Concurrent execution of same activity across different workers

Hello,

I am looking into using temporal for solving my use-case. Let me describe the use-case first and then will come to using temporal for the same. In my system there are two type of nodes/pods → Manager and Worker.

Manager receives name of a kafka topic and then it needs to instruct workers to start consuming data from that kafka topic. Ideally manager would want to run consumer on some workers, such that No. of selected workers = No. of partitions in that kafka topic for maximum throughput, but lets say this is configurable and no. of workers is also specified in the original request to the manager. So essentially manager wants to expose an API -

StartConsumers(topicName string, numConsumers int)
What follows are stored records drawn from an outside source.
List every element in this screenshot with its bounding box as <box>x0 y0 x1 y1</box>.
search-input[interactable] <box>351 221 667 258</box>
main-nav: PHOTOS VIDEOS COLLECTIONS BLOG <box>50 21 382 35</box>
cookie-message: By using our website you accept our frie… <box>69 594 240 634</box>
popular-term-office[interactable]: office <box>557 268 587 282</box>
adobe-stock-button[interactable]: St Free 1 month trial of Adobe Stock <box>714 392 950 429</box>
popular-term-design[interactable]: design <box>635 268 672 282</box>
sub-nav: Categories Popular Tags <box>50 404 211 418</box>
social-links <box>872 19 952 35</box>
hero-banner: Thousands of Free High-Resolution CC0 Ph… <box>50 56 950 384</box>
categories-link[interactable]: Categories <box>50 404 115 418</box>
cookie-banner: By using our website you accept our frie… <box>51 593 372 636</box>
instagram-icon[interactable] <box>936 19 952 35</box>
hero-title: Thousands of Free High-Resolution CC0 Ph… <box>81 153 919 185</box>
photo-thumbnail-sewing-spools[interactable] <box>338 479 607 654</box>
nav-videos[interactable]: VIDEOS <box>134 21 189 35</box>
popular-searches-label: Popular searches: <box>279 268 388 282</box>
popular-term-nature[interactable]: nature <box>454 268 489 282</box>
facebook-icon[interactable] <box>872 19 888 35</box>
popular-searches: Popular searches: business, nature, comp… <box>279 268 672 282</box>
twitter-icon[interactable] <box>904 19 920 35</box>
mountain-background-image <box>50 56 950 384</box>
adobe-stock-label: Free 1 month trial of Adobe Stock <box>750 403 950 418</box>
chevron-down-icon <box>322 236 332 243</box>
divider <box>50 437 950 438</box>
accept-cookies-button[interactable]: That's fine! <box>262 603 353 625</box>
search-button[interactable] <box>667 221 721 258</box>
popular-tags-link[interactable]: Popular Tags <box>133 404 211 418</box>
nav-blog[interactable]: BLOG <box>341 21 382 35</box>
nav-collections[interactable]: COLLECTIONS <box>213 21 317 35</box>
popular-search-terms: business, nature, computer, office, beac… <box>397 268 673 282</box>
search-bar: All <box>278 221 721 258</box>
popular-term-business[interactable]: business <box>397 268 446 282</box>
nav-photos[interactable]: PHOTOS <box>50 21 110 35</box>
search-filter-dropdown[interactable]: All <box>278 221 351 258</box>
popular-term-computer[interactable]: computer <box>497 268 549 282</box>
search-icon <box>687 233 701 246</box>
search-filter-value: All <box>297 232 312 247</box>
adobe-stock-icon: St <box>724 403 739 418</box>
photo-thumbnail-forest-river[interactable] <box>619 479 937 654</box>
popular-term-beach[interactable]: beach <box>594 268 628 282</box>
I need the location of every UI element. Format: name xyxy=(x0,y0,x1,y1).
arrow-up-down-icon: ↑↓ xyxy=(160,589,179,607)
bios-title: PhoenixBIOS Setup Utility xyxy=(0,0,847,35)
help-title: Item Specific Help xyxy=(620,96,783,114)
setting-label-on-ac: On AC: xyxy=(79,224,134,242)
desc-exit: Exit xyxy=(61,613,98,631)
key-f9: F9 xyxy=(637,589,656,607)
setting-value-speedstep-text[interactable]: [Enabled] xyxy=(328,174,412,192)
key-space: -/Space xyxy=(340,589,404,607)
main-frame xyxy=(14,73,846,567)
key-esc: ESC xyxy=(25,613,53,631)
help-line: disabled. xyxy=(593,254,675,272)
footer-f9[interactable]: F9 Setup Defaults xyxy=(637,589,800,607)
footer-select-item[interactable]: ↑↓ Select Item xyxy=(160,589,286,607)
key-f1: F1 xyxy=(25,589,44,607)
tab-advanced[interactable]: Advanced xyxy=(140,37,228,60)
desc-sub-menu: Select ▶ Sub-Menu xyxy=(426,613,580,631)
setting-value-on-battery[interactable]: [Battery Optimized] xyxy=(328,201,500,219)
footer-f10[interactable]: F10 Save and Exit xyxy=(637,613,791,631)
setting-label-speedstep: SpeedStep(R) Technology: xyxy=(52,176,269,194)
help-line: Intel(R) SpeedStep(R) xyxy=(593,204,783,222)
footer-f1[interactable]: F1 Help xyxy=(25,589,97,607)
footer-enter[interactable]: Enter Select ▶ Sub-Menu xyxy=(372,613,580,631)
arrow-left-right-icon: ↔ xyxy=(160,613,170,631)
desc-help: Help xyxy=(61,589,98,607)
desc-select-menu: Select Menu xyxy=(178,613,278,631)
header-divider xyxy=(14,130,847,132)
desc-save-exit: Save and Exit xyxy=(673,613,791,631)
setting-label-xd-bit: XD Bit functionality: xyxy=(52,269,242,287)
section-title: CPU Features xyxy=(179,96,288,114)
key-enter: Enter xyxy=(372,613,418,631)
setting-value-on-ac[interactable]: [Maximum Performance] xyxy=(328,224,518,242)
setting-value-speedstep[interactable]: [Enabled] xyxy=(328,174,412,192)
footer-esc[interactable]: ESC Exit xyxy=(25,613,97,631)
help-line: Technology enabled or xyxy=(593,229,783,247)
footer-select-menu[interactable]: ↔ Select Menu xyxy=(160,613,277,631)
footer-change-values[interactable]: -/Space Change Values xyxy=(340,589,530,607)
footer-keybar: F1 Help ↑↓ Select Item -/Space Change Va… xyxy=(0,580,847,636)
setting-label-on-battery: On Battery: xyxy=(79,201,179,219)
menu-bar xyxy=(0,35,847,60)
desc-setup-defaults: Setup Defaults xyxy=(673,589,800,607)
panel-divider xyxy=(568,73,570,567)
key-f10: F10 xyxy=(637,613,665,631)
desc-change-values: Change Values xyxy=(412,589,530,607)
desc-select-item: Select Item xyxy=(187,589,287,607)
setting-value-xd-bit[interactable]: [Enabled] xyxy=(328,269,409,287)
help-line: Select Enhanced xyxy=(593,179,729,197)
Which will start numConsumers consumers on different workers such that they are all part of the same kafka consumer group. And any addition or removal of a worker should also be handled (so that we have atleast numConsumers consumers running at any point of time on different healthy workers).

Now how can I achieve this using temporal? From my research one way is to create per worker task queue (worker-1 uses queue-1, worker-2 uses queue-2 and so on). And then in workflow we can just fanout activity execution to random numConsumers queues.

func StartWorkflow(ctx workflow.Context, topicName string, numConsumers int) {
  // Fetch list of all available queues that have an active/healthy worker.
  queues := getAvailableQueues() // TODO: How to implement this?
  for i := 0; i < numConsumers; i++ {
    // Define activity options with a specific task queue.
    activityOptions := workflow.ActivityOptions{
        TaskQueue: queues[i],
    }

    // Create a new context with the activity options.
    ctxWithOptions := workflow.WithActivityOptions(ctx, activityOptions)

    // Execute the activity on the specified task queue.
    ExecuteActivity(ctxWithOptions, StartKafkaConsumer, topicName)
  }
}

But now I have following doubts in this implementation -

  1. How to keep track of all the available queues in the system, i.e. how to implement getAvailableQueues ? (workers can dynamically leave/join our pool)
  2. If a worker corresponding to a queues dies, then how to re-schedule activities (that were running on the dead worker) on some other healthy worker?

Will appreciate any help in solving this. Thanks!

If the number of queues is not very large, you can have a Manager workflow that maintains the list of queues. If it is large (exceeds the 2 MB limit), you can keep it in an external DB.

Number of queues will be proportional to workers and max workers should not be more than 30 in our case. Can you elaborate more on the manager workflow?

You create a workflow that keeps the list of queues in its variables. Then, you use update/signal to register new queues. And a query to return the list of queues.